The initial reaction to Malcolm X's death was mixed; the White press took
the opportunity to moralize that those who live by the sword die by it,
while Black leaders acknowledged his moderating views and termed the loss of
his brilliance and passion a setback for the civil rights movement. It was
not until the end of the year, after the publication of The Autobiography
of Malcolm X (an as-told-to work he collaborated on with writer Alex
Haley), that his message of Black unity, self-respect, and self-reliance
truly began to strike a responsive chord. (The book has remained an enduring
bestseller, posting a 300 percent gain in sales from 1988 to 1991 alone.)
Later he was hailed as the first true Black revolutionary and the
inspiration for the Black Power movement of the late 1960s.
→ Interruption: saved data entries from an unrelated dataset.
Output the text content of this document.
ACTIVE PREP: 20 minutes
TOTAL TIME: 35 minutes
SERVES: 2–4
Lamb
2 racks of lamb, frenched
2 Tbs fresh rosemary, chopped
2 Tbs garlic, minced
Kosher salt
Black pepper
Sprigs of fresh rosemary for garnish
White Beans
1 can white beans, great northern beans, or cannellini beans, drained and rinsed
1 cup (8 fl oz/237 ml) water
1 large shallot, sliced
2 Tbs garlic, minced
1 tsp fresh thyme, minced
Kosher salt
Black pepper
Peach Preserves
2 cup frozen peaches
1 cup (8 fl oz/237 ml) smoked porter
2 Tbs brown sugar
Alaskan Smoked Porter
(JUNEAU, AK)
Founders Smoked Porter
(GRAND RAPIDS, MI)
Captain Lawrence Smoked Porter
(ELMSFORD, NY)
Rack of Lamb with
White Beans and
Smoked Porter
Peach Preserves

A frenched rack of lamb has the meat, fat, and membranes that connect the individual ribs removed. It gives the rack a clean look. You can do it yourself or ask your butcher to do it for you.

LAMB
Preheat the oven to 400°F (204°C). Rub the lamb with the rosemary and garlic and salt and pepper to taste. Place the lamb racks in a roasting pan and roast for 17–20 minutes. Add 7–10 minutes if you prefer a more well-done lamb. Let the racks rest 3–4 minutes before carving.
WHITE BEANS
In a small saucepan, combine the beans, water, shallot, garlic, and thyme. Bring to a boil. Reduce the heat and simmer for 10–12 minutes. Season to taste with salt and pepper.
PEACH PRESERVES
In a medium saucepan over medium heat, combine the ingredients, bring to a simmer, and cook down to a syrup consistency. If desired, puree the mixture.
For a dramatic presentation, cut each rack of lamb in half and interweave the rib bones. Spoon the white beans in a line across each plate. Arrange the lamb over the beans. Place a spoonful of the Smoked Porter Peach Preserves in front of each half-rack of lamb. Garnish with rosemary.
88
The legacy of
Malcolm X remains a powerful force in Black America, his affirmation of
Black pride admired by people at opposite ends of the political spectrum,
from conservative Supreme Court Justice Clarence Thomas to revolutionary
playwright and poet Imamu Amiri Baraka.
A great deal of the current interest in him can be attributed to
filmmaker Spike Lee, who closed his movie Do the Right Thing with the
famous "by any means necessary" quote from Malcolm X's "The Ballot or the
Bullet" speech. Not long after that, the Black nationalist's likeness and
slogans began showing up on T-shirts worn by Black and White teenagers in
major U.S. cities. Then Lee began sporting a baseball cap featuring a large
"X" on the front as a promotional gimmick for his film on the life of
Malcolm X, which touched off a virtual explosion of interest in clothing and
art bearing his image. Even the music world has taken notice; many rap
artists, for instance, have incorporated Malcolm X's words and message into
their songs.
The commercialization of Malcolm X bothers some people, who find it sad
that so many young Blacks feel they have to look to the grave for leadership
and ironic that a man who rejected mainstream culture has himself become a
consumer good and pop icon. Yet his ongoing importance as a symbol of the
Black struggle is undeniable. "Our generation said, `Just topple the walls
of segregation,'" explains Cornell University professor James Turner, the
national chairman of the Malcolm X Commemoration Commission. "The walls are
down but the barriers to social justice are still there. Young people are
asking, `Who are we, in this time?' Malcolm speaks to that." Howard Dodson
of the Schomburg Center for Research in Black Culture agrees. "There's
something in Malcolm that touches the core of younger people," he says. "He
was willing to stand up, to talk straight. Malcolm was a man—a real man."